No one would suggest that all or even a significant proportion of an investor's portfolio should be in hedge funds. But a reasonable diversification is appropriate.

There is no real reason to believe that smaller investors cannot understand hedge fund strategies, if properly explained. If investors can be assumed to understand the risks involved with individual US stocks, foreign stocks, commodity futures, currencies, options, mutual funds, and real estate, not to mention a host of Reg D limited partnerships, then how can anyone suggest that hedge fund strategies are beyond the ken of investors?

I would suggest that investors can understand quite readily the logic and value of hedging the interest-rate directional risk from a bond fund, or pairing undervalued and overvalued stocks, or hedging a convertible bond. While management competence is the real issue investors should focus on, how difficult is it to understand the concept behind buying undervalued assets in a distressed debt fund?

A hedge fund is a business, generally with a straightforward premise. It is no more, and often far less, difficult to understand than the business risks and plans of typical US-based company (to say nothing of a bio-tech or high-tech firm or international company) than the risks and concepts of a typical hedge fund.

2. Is it the right thing to do?

Most hedge funds have an offshore version with lower minimums. The reality is that investors from Botswana have more and better investment choices than do average US citizens from Boston, Massachusetts.

If you ask the brokers and investment advisors on the front lines of serving the public whether they wish they had access to hedge funds on behalf of their clients during the difficult stock markets of 2000-2002, the answer would be a resounding yes. If you ask investors whether they should be able to make their own decisions - to have the same choices as the rich - the answer would also be yes.

The only people who benefit from limiting investor choice are those who have a vested interest in not facing the competition from hedge funds. As they seek to protect their turf, they have lost sight of the interests of those they should be serving.

Those who oppose allowing average investors to have the same choices as the rich should tell us why lower-net-worth investors are less intelligent or are deserving of fewer options than the rich.
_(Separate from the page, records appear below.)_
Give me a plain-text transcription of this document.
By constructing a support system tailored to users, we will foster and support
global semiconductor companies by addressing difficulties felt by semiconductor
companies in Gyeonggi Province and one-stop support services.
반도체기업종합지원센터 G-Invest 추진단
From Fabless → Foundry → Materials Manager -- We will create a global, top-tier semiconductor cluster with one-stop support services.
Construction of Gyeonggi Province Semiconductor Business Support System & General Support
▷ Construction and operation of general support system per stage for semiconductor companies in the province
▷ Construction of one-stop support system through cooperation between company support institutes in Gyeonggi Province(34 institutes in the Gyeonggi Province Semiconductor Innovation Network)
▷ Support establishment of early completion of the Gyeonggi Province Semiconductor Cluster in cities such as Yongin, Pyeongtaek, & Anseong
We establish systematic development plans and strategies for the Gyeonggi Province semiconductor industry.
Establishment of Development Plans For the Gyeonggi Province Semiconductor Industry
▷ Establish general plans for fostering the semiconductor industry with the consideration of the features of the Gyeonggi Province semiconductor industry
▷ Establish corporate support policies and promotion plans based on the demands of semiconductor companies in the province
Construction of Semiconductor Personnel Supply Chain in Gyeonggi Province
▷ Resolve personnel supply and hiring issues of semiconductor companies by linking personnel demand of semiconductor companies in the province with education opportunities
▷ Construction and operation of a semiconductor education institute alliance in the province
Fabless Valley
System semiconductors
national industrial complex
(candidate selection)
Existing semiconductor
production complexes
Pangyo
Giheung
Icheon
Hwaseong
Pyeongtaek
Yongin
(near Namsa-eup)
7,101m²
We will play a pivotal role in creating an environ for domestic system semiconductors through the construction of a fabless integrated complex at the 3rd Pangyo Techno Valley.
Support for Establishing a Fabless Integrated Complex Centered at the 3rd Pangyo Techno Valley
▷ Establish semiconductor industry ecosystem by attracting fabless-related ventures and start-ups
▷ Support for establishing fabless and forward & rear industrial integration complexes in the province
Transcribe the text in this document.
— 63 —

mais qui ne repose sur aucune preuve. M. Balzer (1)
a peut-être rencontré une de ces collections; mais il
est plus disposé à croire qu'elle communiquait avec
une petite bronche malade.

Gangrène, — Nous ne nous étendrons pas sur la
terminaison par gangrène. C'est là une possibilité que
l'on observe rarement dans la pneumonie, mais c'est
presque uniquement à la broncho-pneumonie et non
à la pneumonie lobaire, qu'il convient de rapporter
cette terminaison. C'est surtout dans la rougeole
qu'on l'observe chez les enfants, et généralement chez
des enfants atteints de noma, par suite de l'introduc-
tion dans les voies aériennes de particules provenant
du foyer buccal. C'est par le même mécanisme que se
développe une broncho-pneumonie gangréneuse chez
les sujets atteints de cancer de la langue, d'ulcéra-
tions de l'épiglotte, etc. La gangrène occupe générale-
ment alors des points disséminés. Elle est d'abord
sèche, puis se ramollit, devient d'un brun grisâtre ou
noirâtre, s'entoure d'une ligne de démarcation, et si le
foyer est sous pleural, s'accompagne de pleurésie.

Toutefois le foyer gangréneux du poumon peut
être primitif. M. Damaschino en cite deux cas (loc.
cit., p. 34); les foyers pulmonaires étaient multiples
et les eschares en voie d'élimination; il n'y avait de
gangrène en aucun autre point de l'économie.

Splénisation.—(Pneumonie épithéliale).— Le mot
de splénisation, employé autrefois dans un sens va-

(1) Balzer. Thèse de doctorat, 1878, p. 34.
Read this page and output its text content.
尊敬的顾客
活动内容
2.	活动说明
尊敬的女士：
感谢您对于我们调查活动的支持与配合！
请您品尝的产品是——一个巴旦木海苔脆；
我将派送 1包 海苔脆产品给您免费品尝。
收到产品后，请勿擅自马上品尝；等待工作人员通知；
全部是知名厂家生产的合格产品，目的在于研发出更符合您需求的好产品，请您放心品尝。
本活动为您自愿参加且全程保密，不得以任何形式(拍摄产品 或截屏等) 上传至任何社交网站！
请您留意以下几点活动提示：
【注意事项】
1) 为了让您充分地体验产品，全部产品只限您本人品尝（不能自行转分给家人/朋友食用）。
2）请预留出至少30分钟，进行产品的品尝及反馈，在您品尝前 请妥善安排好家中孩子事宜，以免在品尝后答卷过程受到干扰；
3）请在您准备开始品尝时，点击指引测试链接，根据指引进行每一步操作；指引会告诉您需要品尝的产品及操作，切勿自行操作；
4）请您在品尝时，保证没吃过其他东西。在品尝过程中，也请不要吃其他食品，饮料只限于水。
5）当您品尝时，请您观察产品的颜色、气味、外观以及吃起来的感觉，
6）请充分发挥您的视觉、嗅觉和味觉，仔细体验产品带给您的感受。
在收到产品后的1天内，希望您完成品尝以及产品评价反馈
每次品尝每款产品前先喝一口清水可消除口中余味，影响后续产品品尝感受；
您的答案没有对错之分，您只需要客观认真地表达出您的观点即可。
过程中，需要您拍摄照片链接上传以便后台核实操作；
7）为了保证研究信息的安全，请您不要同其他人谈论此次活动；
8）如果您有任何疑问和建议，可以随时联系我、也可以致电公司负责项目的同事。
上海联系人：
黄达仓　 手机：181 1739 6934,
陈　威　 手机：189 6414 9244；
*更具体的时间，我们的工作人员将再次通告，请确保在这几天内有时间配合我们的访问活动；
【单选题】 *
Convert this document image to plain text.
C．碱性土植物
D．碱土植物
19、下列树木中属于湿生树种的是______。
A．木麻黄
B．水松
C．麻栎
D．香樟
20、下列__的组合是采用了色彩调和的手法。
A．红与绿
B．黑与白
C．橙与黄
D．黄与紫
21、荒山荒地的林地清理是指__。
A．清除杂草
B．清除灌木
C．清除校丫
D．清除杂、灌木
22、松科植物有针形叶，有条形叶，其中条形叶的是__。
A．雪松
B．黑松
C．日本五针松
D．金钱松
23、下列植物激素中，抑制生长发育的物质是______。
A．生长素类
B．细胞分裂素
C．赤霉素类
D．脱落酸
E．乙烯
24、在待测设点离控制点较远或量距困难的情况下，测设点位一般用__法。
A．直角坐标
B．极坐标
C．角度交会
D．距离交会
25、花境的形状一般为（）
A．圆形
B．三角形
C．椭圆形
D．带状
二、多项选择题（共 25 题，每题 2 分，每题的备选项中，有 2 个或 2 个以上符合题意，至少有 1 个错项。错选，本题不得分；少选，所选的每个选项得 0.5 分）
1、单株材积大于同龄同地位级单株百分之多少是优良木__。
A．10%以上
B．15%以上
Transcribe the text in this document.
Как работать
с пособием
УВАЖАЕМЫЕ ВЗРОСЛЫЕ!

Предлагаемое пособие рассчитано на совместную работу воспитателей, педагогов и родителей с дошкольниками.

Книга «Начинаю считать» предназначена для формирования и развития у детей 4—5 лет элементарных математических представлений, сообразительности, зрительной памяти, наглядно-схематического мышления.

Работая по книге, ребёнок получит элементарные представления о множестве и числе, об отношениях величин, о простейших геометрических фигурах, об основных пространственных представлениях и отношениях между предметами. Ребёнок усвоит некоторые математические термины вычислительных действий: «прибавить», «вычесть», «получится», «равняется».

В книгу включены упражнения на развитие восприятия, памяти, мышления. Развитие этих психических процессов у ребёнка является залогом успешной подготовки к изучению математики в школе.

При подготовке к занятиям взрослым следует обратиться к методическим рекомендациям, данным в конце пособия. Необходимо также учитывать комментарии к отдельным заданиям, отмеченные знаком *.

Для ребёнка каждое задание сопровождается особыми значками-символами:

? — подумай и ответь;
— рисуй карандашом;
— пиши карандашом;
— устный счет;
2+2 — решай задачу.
They should show why average investors should only be allowed funds which are one-way bets on an uncertain future.

I believe that investors would tell you that not allowing them the same choices as the rich is the type of government protection they do not need.

3. Is it fair and just?

With all the proper regulatory scrutiny being devoted to hedge funds, with the concern of hedge funds that such activities could restrict their investment options and business, it would behoove us to remember the small investor, who is not even allowed a hedge fund crumb from the rich man's table. The focus of future regulation should be to make sure there is an honest game on an even playing field, not to exclude certain classes of citizens.

Equal Choice, Equal Access, Equal Opportunity

If you were to tell investors that they would be discriminated against because of their gender or race or sexual preference, there would be an outcry. To put it simply: it is a matter of Choice. It is a matter of Equal Access. It is a matter of Equal Opportunity. Congress should change the rules and allow all investors to be truly equal, at least as to opportunity.

I believe it is time to change a system where 95% (and maybe soon to be almost 99%) of Americans are relegated to second-class status based solely on their income and wealth and not on their abilities. It is simply wrong to deny a person equal opportunity and access to what many feel are the best managers in the world, based upon old rules designed for a different time and different purpose. I hope that someday Congress will see to it that small investors are invited to sit at the table as equals with the rich.